Ainsi, au prétexte qu'on continuerait à ignorer qu'un nœud en huit est serré en forme de boule et non en forme lâche de huit à plat, on conjectura qu'il pouvait glisser sous un choc. Aussi se mit-on à préconiser de laisser dépasser largement le courant. Mais ce "largement" étant soumis à subjectivité, on conseilla la réalisation d'un nœud simple de ce courant autour du dormant, ce qui devait apporter la preuve que ce courant était de longueur suffisante. Puis comme on oublia bien vite la justification métrique de ce nœud simple, on vit sur les sites d'escalade la surenchère qu'il était plus sûr de réaliser un double nœud plutôt qu'un nœud simple autour du dormant, de sorte que la bouffette légale devint cette fois monstrueuse. Ce qui est monstrueux par les temps qui courent est surtout la constance de l'espèce humaine de verser dans les âneries les plus débilitantes dans à peu près tous les domaines, n'en finissant pas d'être tournée en bourrique par une association criminelle internationale qui entend s'immiscer judiciairement dans chacun des gestes de la vie quotidienne, activités sportives comprises. (Pour s'en convaincre, on revisitera la production fascistoïde du ministère du mois de mai 2020 intitulée "Guide d'accompagnement de reprise des activités sportives" -cf. article 116-, qui prétendait par la soft-law -ce faux droit- nous interdire les relais ou les stationnements aux sommets et aux cols.) Il est ici nécessaire de rappeler encore une fois les phrases sublimes de la première page de La Chartreuse de Parme: "Il y avait loin de ces mœurs efféminées aux émotions profondes que donna l'arrivée imprévue de l'armée française. Bientôt surgirent des mœurs nouvelles et passionnées. Un peuple tout entier s'aperçut, le 15 mai 1796, que tout ce qu'il avait respecté jusque-là était souverainement ridicule et quelquefois odieux. Le départ du dernier régiment d'Autriche marqua la chute des idées anciennes: exposer sa vie devint à la mode; on vit que pour être heureux après des siècles de sensations affadissantes, il fallait aimer la patrie d'un amour réel et chercher les actions héroïques. On était plongé dans une nuit profonde par la continuation du despotisme jaloux de Charles-Quint et de Philippe II; on renversa leurs statues, et tout à coup l'on se trouva inondé de lumière."

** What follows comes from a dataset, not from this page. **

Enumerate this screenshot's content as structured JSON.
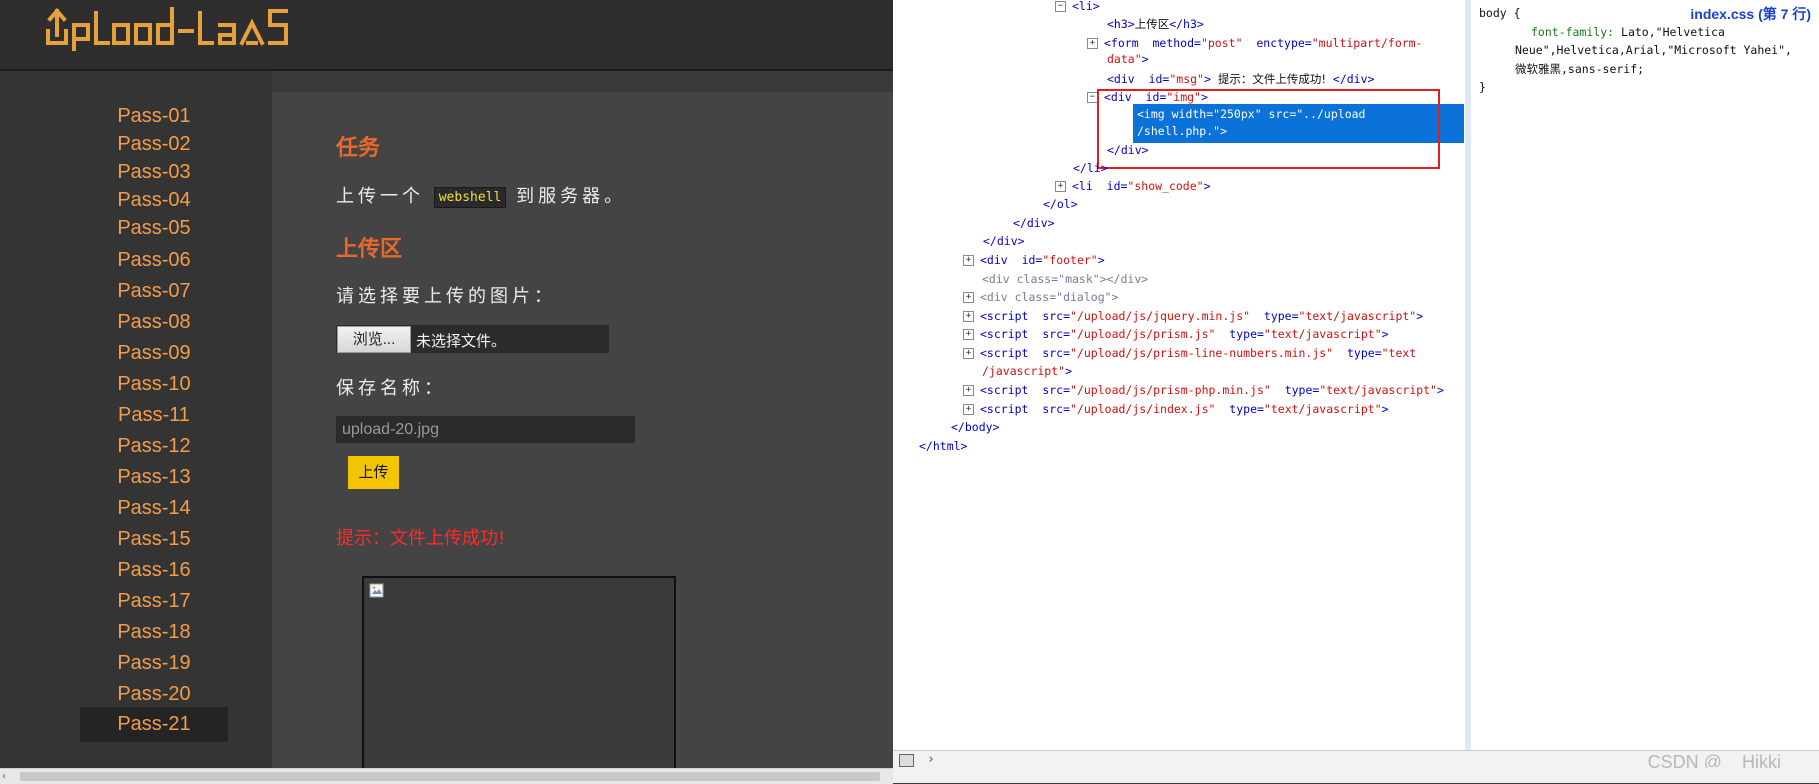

Les idées méritent dans ces conditions d'être un tantinet remises en place.
1/ Un nœud de huit ne glisse pas quand il est serré et ce serrage ne peut être complet que si les brins ne sont pas croisés, de sorte qu'il prend alors la forme d'une boule et non d'un huit à plat.
2/ Le nœud de huit donne des valeurs de résistance à la traction très supérieures aux exigences de l'escalade, même quand il est mal fait. Mais il peut dans ce cas glisser sous le choc et surtout se défaire tout seul dans les diverses sollicitations sans tension pendant les longues péripéties d'une grande voie ou d'une course de montagne. Bien serré, il n'a nullement besoin d'être renforcé par un quelconque nœud supplémentaire.
A gauche pour une voie d'une longueur en laissant largement dépasser le courant. A droite pour une journée de montagne... |
3/ Le nœud de huit présente cependant trois inconvénients:
Le premier est qu'il est beaucoup plus long à réaliser correctement qu'un nœud de chaise avec son nœud d'arrêt ou sa clef Yosemite (voir ces deux gifs), ce qui est handicapant dans une course de montagne variée, typiquement une course d'arête rocheuse avec nombreux passages de brèches, où l'on doit alterner fréquemment petits rappels et ré-encordements.
Le deuxième est son encombrement quand il traite deux brins à la fois, ce qui est le cas pour l'encordement en "N" sur glacier. Ici, avantage au nœud de chaise avec clef Yosemite.
Nœud de chaise avec clef Yosemite traitant deux brins à la fois, faible encombrement record |
Le troisième est que le courant sort côté dormant. Ceci est extrêmement pénalisant dans les pas durs avec mousquetonnage olé olé, d'autant plus si l'on a laissé un courant long, car on prend dans la main deux épaisseurs de corde à l'instant le plus critique. Ici avantage au nœud de chaise avec double nœud d'arrêt puisque la clef Yosemite fait également ressortir le courant côté dormant.
Le nœud de chaise avec clef Yosemite, pas le meilleur choix quand on est au taquet dans le crux... |
Au total on pourrait choisir le nœud de huit comme nœud d'encordement habituel, ce qui aurait pour avantage de s'entraîner régulièrement à le réaliser correctement en vue de ses prochaines utilisations indispensables comme... nœud de jonction pour installer un rappel (voir cet article). Pour les voies dures à vue en premier de cordée, le nœud de chaise avec double nœud d'arrêt semble le plus indiqué pour escamoter le courant. Et l'encordement sur glacier est l'indication de choix du nœud de chaise avec clef Yosemite.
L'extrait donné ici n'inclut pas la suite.